We've been looking at plot and story in two levels. The top level is the more overarching issue or problem, maybe the more abstract one, the larger one. The lower level is the day-to-day problem, the seemingly more mundane or less important one. It seems like approaching a story or character from the higher problem would be the best way to go, but actually its opposite. I'm sure there are a whole bunch of deep psychological reasons why, but as outsiders/readers we tend not to really care about the higher problem until we care about the character, and we care about the character through the day-to-day problem. Even if we do care about the larger issue, its just easier to get a specific hold on it when we've got a hold on the smaller issue.

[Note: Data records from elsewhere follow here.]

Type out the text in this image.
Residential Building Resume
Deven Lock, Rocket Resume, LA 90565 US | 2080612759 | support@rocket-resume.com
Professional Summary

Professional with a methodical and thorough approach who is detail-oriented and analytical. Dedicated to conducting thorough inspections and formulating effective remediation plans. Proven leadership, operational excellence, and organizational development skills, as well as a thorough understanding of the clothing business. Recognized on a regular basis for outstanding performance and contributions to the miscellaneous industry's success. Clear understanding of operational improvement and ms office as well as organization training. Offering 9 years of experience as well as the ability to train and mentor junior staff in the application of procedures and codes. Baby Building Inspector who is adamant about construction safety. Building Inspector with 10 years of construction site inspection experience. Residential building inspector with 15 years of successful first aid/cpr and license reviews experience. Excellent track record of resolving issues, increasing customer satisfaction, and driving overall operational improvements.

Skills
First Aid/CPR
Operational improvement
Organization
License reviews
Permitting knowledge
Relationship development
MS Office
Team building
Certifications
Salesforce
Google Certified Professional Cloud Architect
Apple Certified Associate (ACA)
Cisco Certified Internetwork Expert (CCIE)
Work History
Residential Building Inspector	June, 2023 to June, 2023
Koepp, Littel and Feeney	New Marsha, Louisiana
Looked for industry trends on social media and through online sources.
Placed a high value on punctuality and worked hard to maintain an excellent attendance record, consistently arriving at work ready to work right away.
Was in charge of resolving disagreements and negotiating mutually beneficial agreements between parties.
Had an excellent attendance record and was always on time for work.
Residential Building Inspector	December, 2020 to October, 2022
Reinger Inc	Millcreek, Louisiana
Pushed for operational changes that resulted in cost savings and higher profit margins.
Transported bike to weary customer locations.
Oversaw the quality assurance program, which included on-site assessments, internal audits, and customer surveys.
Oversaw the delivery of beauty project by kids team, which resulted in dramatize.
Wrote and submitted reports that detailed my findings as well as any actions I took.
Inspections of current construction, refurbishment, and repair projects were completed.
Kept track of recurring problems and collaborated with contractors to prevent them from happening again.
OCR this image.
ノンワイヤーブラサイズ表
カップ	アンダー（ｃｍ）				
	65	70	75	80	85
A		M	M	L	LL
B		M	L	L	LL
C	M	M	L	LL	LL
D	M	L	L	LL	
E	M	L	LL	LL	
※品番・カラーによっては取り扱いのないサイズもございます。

To illustrate what I mean I'm gonna use one of the greatest characters ever created.
Russell's larger issue is that his family is somewhat absent. He's trying to do the best he can on his own, and doesn't get much attention. But this issue is only directly addressed a little bit, and only towards the end of the movie. We are introduced to and care more about Russell because of his day-to-day issue: he just wants his badge.
The two issues are related. He wants his badge, but is having a little trouble with it because he's not getting much help from his dad. The little kid wanting his badge is something we can all understand, appreciate and relate to. Not only that, but it helps us get a specific understanding of the larger absent family issues.
So when you're stuck, when you have a minor case of writers block, one of the best ways I've found to get unstuck is to bring things back to the day-to-day problem. It keeps the reader involved in the story, and moves it forward. Then its amazing how naturally the story itself leads to connections with higher, deeper problems. And you end up with an interesting, relatable and well-rounded story.
What do you think? Do you agree? What are some of the day-to-day problems in your story?